The selection experiments used to discover SOMAmer reagents were performed at 37°C, so the bound, folded structures of the SOMAmer reagents are stable at this temperature and below. The melting temperatures of the majority of the SOMAmer reagents have been measured in solution without protein present and are 50-65°C. The transitions are typically broader than those observed for double stranded DNA. The bound forms of the SOMAmer reagents are expected to be more stable.
In what buffers are SOMAmer reagents compatible?
SomaLogic recommends reconstitution in deionized water to 50 μL, which will result in 5 mmol HEPES at pH 8.0, 1 mM EDTA, and 10 μM of Reagent. Most buffers near physiological ionic strength and pH should are compatible, but controlled binding experiments in buffers suitable for the intended application are recommended.
What is the composition of SOMAmer reagents?

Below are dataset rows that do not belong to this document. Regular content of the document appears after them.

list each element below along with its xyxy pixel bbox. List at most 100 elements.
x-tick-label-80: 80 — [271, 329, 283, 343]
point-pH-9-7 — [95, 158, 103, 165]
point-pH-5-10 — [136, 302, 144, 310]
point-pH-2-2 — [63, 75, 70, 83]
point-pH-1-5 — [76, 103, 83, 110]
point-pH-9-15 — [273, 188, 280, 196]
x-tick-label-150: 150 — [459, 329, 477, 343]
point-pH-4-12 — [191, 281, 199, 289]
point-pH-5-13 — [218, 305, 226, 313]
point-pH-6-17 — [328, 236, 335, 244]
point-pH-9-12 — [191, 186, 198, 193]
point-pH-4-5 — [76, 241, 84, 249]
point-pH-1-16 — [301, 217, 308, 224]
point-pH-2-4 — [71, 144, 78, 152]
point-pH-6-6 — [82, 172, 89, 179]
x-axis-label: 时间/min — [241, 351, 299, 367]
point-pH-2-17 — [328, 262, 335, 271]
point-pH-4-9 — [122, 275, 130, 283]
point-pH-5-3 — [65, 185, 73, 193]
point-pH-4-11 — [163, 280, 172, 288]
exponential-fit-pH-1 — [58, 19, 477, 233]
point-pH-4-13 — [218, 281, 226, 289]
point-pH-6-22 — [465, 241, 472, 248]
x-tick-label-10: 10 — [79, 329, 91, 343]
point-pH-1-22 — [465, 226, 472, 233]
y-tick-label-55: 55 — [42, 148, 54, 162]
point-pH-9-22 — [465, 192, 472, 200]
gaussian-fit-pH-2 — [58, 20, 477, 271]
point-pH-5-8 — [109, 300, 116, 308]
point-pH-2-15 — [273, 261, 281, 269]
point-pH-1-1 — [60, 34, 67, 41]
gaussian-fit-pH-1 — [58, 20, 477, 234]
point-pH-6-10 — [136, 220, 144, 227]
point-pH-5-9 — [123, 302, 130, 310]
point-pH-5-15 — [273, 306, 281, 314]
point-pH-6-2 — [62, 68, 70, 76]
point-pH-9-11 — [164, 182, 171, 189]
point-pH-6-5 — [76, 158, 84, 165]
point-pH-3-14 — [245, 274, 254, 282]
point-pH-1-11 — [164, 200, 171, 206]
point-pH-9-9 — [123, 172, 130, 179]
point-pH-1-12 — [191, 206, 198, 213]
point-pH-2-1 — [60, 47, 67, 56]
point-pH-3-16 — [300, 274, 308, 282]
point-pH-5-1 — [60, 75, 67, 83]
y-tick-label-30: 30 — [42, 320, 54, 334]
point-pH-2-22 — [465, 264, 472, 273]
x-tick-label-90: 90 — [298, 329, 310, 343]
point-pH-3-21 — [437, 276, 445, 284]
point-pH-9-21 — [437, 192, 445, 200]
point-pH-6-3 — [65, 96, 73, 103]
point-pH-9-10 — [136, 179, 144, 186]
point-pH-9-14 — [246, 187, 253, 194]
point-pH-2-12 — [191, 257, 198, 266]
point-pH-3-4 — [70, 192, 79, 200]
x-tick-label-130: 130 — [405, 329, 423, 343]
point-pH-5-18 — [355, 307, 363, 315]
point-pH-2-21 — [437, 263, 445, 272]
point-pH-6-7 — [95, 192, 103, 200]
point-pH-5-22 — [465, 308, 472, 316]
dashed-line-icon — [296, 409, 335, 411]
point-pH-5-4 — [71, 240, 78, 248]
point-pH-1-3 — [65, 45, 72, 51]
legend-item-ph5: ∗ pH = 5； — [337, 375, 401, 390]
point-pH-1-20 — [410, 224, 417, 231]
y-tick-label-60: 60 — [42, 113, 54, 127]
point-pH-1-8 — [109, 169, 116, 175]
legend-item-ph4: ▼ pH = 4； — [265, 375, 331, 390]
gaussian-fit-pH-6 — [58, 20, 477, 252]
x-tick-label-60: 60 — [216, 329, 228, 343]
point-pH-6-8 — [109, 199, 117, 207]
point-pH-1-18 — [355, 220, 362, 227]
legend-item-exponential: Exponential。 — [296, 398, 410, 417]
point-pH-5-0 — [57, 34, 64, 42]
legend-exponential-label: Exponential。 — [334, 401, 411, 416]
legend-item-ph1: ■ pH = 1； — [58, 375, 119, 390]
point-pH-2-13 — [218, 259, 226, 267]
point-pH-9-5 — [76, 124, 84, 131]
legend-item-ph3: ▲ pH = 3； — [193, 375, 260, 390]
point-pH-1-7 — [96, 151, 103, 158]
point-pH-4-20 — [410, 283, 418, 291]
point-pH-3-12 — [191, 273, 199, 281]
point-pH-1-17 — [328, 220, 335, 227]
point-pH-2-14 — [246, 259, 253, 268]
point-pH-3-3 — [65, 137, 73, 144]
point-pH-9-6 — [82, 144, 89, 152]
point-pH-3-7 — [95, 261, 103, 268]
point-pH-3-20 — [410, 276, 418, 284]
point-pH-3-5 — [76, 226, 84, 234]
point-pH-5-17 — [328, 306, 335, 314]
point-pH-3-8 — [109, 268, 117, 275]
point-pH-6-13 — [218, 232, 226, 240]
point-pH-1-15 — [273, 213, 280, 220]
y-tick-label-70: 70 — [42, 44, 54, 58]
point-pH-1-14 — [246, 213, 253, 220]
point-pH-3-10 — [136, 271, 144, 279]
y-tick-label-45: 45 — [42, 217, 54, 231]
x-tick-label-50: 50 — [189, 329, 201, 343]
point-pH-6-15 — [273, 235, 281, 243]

SOMAmer reagents are synthetic oligonucleotides with standard DNA 2’-deoxynucleotides as well as unique modified nucleotides developed by SomaLogic (see Vaught et. al., JACS, 2010, 132, 4141-4151). In addition, each SOMAmer reagent can be modified with a capture (biotin or amine), conjugation (amine or thiol), or detection moiety (fluorophore) on the 5′ end and an inverted dT on the 3’ end.  Custom orders may be requested by contacting SomaLogic Sales at orders@somalogic.com or by telephone at 1-844-SOMAMER (1-844-766-2637) or the main number at 303-625-9000.)

Why are the SOMAmer reagent quantities reported in nmol instead of mg?

SOMAmers are high-affinity binding reagents and this facilitates determination of the quantities needed for experiments. The molecular mass is provided for those who prefer to convert to mass.